The best advice we can give here is not to pair it with a similar material but got go with a cotton sleeping bag.
You can take it one step further and put the whole thing into a cotton sleeping bag or a customized fitted sheet.
Friction between Pakmat and other synthetics
If you’re a light sleeper and pair the Pakmat with another synthetic surface, the combo will be noisy.
The noise might be enough to wake you and even the people around you up, especially in a small tent.
The points we made about the synthetic material being slippery also applies here. You can minimize the noise it makes by wrapping it in a cotton encasing. If you’re using a sleeping bag, go with fabric instead of synthetics (cotton or cotton-like). It might sound complicated but the process is worth every minute of your time and will pay dividends in comfort.
Let’s be specific
There are mattress encasings and bags of the size available, but if you don’t want to add extra bulk your backpack, you can always pay your local tailor a visit and ask them to make a customized fitted cotton sheet for the air mattress.

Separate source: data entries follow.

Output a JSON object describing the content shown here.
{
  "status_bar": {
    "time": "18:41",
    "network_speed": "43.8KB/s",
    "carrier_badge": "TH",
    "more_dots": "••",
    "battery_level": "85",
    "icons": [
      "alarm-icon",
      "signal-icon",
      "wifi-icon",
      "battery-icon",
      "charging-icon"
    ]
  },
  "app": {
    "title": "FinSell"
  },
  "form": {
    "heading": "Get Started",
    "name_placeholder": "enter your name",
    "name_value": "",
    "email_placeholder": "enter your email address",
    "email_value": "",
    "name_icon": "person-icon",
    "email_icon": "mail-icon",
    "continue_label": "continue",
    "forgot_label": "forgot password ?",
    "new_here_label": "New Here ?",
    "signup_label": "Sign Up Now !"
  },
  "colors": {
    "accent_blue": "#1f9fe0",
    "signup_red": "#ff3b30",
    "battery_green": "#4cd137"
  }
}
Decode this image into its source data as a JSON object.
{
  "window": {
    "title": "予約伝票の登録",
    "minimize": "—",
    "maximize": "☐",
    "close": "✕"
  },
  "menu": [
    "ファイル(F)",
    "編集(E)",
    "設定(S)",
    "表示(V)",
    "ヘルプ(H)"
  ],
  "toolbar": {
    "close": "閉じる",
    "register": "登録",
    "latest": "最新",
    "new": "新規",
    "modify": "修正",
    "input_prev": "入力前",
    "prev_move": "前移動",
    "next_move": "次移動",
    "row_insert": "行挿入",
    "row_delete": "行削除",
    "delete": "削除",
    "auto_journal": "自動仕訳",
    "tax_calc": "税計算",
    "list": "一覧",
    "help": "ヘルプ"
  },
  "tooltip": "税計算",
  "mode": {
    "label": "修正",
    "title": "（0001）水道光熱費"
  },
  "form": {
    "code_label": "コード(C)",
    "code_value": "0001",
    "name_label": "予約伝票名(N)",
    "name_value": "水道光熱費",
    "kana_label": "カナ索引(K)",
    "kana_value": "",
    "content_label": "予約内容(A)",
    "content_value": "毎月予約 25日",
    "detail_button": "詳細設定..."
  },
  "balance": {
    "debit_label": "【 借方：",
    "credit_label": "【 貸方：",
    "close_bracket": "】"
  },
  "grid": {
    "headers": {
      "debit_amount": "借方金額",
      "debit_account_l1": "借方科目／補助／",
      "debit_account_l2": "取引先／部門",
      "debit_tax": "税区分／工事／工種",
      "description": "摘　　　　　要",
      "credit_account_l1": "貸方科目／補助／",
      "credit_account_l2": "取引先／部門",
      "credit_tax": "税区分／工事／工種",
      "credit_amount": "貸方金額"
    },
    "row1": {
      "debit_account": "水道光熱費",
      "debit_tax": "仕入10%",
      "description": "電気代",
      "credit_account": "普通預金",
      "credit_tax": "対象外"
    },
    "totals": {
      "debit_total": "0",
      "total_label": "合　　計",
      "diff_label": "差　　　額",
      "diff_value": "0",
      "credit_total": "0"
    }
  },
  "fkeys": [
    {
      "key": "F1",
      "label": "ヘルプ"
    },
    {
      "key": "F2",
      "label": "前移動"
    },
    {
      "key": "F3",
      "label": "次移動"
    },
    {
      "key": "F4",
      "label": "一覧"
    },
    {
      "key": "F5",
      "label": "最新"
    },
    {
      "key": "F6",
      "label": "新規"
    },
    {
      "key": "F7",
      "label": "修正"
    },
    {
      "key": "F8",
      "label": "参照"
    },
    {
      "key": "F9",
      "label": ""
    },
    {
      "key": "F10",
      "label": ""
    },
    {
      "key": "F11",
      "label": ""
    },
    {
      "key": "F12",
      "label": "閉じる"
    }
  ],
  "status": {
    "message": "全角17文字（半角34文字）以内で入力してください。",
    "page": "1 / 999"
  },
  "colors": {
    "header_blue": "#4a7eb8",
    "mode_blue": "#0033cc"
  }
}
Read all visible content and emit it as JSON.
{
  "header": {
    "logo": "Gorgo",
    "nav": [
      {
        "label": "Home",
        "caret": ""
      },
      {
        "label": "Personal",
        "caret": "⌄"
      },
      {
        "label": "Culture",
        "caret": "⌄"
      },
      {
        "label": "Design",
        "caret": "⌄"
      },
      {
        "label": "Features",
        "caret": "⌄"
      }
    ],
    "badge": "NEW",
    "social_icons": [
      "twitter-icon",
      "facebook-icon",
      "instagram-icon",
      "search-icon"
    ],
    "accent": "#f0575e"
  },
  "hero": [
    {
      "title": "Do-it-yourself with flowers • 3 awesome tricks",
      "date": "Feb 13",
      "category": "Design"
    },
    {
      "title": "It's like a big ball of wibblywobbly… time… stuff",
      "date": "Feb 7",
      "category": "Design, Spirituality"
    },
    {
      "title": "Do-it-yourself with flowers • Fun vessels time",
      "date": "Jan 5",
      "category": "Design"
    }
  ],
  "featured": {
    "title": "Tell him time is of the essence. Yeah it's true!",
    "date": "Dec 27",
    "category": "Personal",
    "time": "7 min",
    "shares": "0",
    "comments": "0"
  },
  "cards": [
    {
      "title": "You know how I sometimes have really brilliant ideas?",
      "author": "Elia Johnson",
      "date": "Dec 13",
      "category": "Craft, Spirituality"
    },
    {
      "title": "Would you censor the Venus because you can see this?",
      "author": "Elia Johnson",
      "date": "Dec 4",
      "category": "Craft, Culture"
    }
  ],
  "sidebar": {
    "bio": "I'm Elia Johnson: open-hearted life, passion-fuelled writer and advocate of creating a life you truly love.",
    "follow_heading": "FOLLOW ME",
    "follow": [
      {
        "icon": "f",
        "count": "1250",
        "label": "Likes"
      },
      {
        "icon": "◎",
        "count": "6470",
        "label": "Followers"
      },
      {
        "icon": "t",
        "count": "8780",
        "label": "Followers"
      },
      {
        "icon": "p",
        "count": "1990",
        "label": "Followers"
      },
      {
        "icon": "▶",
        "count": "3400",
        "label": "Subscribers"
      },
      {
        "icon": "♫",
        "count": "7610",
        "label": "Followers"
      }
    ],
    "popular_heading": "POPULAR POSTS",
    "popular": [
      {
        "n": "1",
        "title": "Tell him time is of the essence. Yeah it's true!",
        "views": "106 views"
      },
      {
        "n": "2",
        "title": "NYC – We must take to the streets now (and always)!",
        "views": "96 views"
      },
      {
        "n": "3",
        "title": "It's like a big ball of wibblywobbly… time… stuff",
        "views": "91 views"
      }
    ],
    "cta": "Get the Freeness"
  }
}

Final thoughts on the Aerobed Pakmat
The first thing to think about here is the size of the pump cylinder an if that works for your backpack, your tent-mates are likely to be envious as you unfold this lofty 5-inch thick eye-candy.
In terms of value for money, we would say that it belongs in the mid-range
As we mentioned, it’s slightly more expensive than the Klymit Static V, but it also offers more padding and comfort.
On the other hand, similar pads from outdoor-dedicated brands like Therm-a-Rest are significantly more expensive than the Aerobed Pakmat.